Sur une scène du 104, deux comédiens s’affrontent dans une surenchère artistique absurde. Chacun tente, avec les morceaux d’objets qui jonchent le sol de créer l’œuvre d’art qui surpassera celle créée par l’autre. Tour à tour, ils empilent et encastrent une chaise, un tube, un porte manteaux, un sceau, une couverture de survie…Plus tard, à la fin de la pièce, ils reviendront à cette dualité. toujours dans la provocation, ils utiliseront l’autre comme matière et posture artistique en le ridiculisant à travers des poses grotesques. Une belle critique acide de l’art contemporain qui trouve tout son sens. Aujourd’hui, tout fait art, de l’Urinoir de Duchamp à des bouteilles de Perrier collées sur une toile vierge.
Un prologue et une fin amusante et perspicace dédramatisent et désamorcent toute la tension de la deuxième partie de cette expérience créative et terrifiante.

Une femme, à travers une voix off, propose un jeu en trois manches, avec respectivement trois volontaires parmi les spectateurs.

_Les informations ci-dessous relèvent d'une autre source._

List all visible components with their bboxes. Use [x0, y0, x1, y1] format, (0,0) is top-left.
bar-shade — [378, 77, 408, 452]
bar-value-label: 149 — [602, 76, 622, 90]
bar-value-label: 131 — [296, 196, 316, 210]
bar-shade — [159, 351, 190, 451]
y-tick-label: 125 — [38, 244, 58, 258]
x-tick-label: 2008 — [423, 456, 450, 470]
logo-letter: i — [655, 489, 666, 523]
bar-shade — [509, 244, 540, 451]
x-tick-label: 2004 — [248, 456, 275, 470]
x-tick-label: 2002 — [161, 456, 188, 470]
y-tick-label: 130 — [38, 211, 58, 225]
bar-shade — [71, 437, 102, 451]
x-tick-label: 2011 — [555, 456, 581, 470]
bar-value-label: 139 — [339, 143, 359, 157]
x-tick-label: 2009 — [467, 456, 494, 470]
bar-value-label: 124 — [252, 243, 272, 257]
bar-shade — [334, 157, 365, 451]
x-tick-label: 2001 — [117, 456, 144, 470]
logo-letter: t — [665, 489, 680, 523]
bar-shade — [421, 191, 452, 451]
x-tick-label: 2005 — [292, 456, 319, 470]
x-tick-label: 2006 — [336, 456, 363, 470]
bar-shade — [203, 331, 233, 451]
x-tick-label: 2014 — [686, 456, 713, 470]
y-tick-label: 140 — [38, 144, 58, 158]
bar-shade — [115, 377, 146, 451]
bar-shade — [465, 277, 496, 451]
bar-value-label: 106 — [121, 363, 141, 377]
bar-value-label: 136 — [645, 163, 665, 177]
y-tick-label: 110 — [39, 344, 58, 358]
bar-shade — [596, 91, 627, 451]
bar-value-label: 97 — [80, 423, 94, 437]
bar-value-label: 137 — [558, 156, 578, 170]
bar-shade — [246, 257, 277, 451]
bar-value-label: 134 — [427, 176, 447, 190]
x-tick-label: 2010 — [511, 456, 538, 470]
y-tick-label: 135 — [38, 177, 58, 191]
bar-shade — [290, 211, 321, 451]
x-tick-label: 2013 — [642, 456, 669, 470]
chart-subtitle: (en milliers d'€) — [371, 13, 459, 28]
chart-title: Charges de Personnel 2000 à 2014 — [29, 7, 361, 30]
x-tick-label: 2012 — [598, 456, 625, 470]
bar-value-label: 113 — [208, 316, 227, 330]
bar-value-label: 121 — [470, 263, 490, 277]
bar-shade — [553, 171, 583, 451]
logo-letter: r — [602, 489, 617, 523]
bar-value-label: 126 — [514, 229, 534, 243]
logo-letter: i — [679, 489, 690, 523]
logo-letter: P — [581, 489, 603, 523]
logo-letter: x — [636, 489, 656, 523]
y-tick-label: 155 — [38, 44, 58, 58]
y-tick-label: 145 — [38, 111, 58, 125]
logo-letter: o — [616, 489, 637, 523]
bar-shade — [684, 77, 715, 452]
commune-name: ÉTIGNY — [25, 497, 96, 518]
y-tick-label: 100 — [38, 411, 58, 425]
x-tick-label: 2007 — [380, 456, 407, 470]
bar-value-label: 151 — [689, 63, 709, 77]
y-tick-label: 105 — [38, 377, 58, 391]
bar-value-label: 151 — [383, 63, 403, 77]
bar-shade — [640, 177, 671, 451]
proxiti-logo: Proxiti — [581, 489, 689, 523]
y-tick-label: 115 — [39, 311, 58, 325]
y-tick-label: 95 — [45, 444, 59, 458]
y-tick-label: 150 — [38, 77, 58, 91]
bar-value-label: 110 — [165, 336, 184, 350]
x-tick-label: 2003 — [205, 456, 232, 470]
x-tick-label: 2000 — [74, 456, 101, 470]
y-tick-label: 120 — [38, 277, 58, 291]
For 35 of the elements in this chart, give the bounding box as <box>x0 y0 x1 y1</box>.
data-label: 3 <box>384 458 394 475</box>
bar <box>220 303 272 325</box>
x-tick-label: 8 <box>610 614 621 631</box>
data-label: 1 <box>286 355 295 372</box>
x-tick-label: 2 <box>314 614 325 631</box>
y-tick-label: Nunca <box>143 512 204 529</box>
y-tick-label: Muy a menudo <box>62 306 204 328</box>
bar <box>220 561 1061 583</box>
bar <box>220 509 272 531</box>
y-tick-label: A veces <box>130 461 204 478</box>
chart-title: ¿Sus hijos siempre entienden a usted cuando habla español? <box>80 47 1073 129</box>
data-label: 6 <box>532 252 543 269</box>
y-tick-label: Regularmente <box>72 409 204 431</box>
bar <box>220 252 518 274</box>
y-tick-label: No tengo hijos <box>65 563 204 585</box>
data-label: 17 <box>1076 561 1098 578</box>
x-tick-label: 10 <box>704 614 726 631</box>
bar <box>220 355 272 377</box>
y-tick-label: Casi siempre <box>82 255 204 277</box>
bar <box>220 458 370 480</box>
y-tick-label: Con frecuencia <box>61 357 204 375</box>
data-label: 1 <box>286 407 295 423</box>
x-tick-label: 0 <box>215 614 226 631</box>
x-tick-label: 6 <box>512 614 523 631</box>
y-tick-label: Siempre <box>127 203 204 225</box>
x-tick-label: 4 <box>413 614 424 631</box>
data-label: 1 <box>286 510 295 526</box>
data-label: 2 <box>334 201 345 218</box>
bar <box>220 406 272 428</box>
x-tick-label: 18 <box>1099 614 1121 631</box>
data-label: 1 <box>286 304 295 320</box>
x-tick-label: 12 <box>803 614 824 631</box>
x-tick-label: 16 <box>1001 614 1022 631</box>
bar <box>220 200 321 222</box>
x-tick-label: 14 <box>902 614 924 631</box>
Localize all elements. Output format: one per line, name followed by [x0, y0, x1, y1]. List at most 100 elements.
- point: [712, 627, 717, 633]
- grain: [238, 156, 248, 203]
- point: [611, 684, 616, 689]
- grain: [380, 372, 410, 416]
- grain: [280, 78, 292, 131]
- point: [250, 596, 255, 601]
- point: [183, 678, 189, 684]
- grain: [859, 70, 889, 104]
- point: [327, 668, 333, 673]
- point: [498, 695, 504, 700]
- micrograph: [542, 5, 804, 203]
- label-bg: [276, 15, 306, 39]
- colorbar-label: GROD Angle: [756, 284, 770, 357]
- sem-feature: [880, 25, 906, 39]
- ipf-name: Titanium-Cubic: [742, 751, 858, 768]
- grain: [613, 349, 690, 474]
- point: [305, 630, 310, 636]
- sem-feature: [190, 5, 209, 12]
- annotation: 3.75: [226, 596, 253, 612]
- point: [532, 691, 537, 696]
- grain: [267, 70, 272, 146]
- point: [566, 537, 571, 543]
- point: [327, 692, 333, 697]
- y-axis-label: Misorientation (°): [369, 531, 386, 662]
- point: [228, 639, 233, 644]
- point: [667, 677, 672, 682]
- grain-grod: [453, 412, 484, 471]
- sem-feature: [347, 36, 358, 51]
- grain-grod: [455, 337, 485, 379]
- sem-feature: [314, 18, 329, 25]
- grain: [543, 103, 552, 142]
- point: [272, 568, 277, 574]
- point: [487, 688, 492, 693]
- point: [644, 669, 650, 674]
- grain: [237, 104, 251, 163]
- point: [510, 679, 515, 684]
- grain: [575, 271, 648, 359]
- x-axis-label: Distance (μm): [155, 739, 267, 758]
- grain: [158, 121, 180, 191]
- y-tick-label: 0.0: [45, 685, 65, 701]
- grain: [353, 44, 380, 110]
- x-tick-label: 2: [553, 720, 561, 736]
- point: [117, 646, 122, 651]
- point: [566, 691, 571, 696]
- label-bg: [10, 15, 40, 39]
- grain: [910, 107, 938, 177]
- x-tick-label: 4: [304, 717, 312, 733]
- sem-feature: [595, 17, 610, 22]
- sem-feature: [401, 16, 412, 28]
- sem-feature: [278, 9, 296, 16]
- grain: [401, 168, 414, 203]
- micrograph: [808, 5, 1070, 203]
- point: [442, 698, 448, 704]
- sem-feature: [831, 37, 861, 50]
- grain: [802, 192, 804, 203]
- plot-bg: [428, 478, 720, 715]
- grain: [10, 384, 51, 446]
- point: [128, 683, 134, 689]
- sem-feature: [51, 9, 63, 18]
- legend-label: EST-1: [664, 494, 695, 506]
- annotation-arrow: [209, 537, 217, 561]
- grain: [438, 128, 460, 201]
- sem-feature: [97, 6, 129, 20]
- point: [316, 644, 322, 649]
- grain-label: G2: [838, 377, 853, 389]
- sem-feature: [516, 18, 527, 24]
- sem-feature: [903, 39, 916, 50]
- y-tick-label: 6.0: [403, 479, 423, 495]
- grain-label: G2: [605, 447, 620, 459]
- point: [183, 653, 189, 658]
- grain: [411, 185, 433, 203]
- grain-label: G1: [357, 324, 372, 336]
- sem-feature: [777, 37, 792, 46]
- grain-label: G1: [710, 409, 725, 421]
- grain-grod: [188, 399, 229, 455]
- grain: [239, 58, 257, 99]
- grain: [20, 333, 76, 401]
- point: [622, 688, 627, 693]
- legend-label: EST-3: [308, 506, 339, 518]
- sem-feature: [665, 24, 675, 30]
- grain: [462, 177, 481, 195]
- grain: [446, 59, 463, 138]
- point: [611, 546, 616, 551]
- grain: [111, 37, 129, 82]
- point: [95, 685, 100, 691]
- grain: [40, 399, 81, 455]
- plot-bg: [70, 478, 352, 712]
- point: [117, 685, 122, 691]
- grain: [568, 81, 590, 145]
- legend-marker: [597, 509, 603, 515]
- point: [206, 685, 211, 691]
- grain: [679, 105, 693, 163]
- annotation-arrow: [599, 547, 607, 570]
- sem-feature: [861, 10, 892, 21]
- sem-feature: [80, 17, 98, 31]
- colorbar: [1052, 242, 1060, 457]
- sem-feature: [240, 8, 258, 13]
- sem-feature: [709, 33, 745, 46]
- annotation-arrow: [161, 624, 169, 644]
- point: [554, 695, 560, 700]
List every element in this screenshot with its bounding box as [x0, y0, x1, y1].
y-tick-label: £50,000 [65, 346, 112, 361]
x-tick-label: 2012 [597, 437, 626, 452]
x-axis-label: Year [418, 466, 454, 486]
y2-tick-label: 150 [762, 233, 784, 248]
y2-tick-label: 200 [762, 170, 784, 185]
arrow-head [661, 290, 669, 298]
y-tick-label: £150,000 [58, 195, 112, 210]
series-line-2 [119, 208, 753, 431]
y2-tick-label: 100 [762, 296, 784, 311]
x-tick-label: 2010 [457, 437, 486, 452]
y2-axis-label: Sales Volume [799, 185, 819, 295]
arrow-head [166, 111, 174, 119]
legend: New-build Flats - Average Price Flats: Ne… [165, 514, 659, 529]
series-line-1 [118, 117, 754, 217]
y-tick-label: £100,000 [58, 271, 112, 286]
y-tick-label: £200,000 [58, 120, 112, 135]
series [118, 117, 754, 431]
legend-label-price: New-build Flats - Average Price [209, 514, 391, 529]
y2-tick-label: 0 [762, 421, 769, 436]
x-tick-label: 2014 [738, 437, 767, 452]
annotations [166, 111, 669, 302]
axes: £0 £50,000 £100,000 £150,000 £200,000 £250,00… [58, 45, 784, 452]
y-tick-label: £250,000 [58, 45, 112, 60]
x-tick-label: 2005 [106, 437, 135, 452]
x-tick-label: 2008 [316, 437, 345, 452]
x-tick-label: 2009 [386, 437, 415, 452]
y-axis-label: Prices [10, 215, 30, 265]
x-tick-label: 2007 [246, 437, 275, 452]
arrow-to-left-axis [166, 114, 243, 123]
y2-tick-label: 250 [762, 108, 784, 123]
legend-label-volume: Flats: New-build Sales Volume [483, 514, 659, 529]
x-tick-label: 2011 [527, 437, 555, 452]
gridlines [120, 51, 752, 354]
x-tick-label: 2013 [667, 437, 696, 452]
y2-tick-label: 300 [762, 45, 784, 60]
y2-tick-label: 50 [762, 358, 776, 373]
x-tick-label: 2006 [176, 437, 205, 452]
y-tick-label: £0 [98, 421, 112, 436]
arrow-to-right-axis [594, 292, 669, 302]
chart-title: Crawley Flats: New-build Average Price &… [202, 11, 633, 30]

En parallèle, elle nous décrit les fonctionnalités d’une machine, un petit robot, accroché en hauteur, sur le côté de la scène. Une arme de paintball, commandée par le spectateur désigné, qui doit suivre à la lettre, les instructions de tirs de cette voix off directive et quelque peu belliqueuse.
La première participante est une femme, sourire aux lèvres, elle se dirige derrière le plateau, son visage est projeté sur la scène. Elle se familiarise avec les commandes, tente de tracer des lignes droites, de délimiter son visage pour dessiner un semblant d’auto-portrait. L’ambiance est détendue, les tâches de couleurs apportent de la gaîté, mais nous sentons que le pire est à venir. Le second participant est un jeune homme confiant. La difficulté monte d’un cran, il doit rapidement prendre le contrôle du viseur et détruire hâtivement les trois œuvres d’art qui occupent le plateau. Les tirs se multiplient, la concentration est à son maximale et les boules de peinture explosent en cacophonie sur tout l’espace blanc des murs. Dernier round et dernier complice. Malgré la raideur et la contraction qui commencent à s’emparer de certains spectateurs, les mains motivées continuent à se lever pour devenir actrices de cette terreur innocente. C’est de nouveau un jeune homme, serein et apaisé, qui rejoint l’arrière de la salle pour prendre à distance, les commandes de ce drone immobile. Evidemment, à ce stade du jeu, il ne s’agit plus de tirer sur des sculptures ou sur des murs mais sur les comédiens. De les prendre pour cible afin de les éliminer. Raides et impuissants, nous assistons à cette scène fictive de violences illustrées. A sa manière, l’art met en valeur et dénonce toute la brutalité humaine.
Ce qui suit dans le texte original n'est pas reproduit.